Pictured during AC Fair Beef weigh-In are Tracy Barnes (back) and Cameron Oswald. (Submitted photo)
Submitted by Amie Schleicher, Regional livestock specialist, University of Missouri Extension
In preparation for the 2017 Atchison County Fair, 4-H and FFA youth weighed their market beef project animals on Saturday, January 7, at the Atchison County Veterinary Clinic in Tarkio. A total of 11 calves (eight steers and three heifers), averaging 748 lbs, were weighed for seven exhibitors. This weight will be subtracted from the final weight at the fair and divided by the number of days between the two weights to determine the calves’ average daily gain. Exhibitors also had the opportunity to have their steers and market heifers noseprinted for the Missouri State Fair and hair samples taken on their beef projects for the Ak-Sar-Ben 4-H Stock Show.

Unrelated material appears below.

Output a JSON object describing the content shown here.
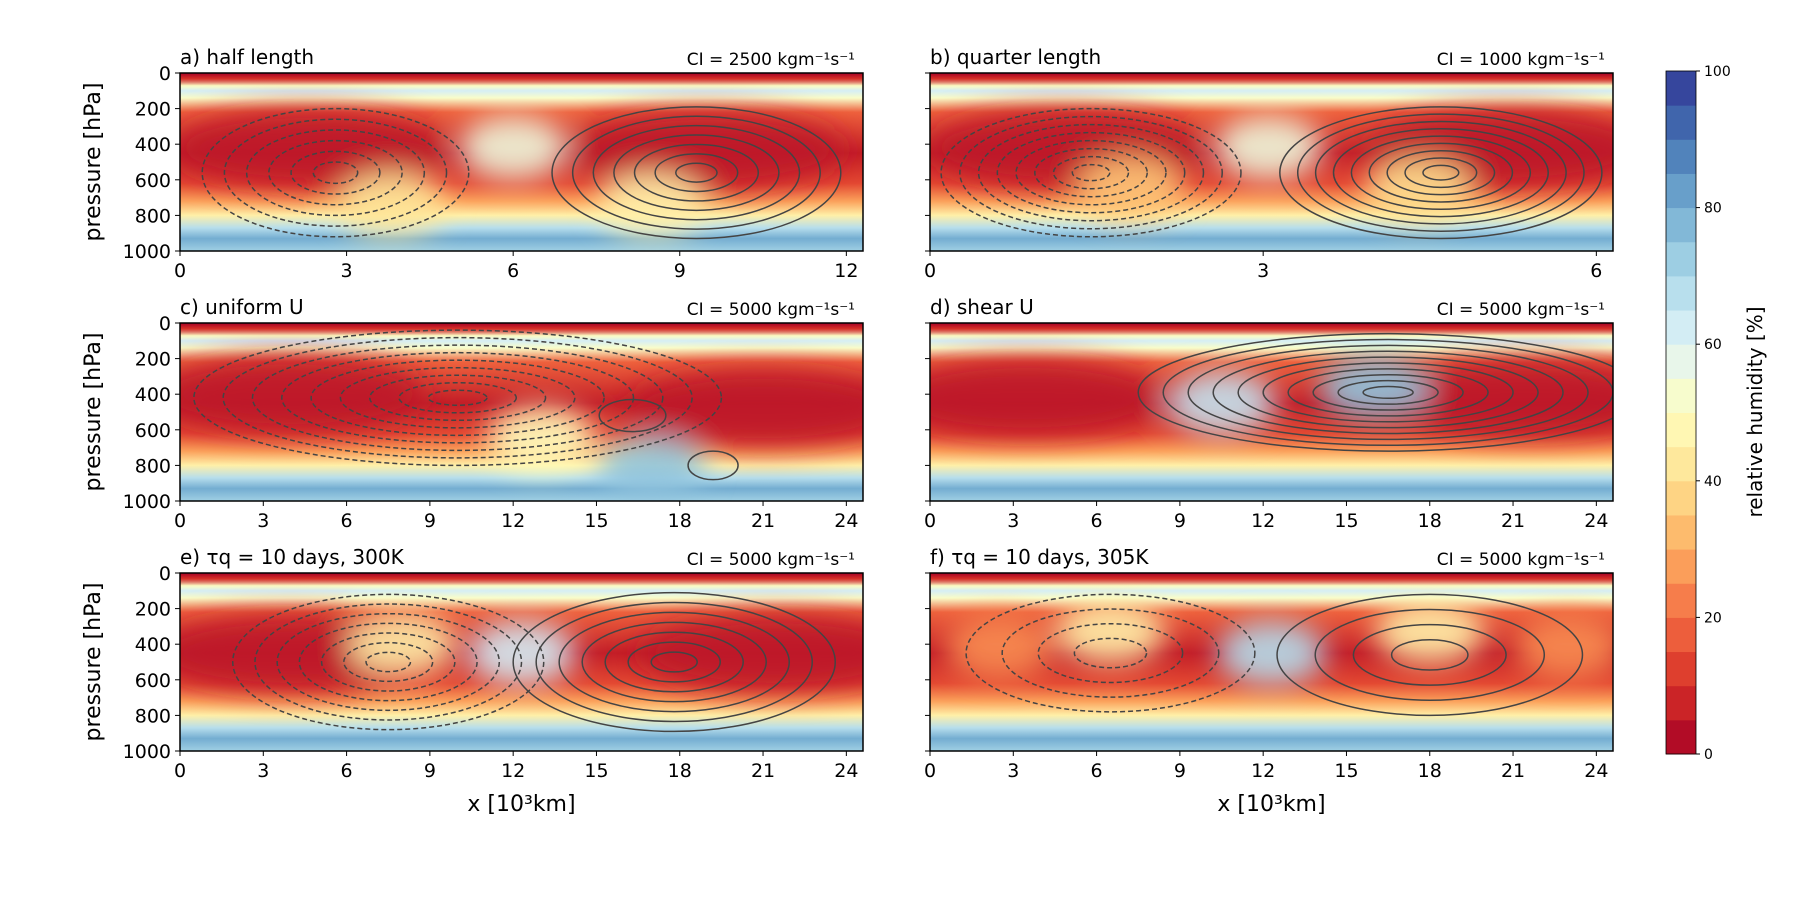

Noseprints and hair samples are two ways that we can confirm an animal’s identity. Each calf has a unique pattern of bumps on its nose like a fingerprint. A print can be taken at weigh-day, and again at the state fair, then compared to make sure it is the same calf. Hair samples also provide something unique to that animal — its DNA. About 30 hairs are pulled from the tail switch (the long hairs at the end of the tail) and it is the hair follicle at the end of each hair where the DNA comes from to prove an animal’s identity.
We appreciate John Walter, DVM, and his crew at the Atchison County Veterinary Clinic for letting our 4-H and FFA members weigh their project animals at his clinic, and the volunteers who helped weigh and process the calves.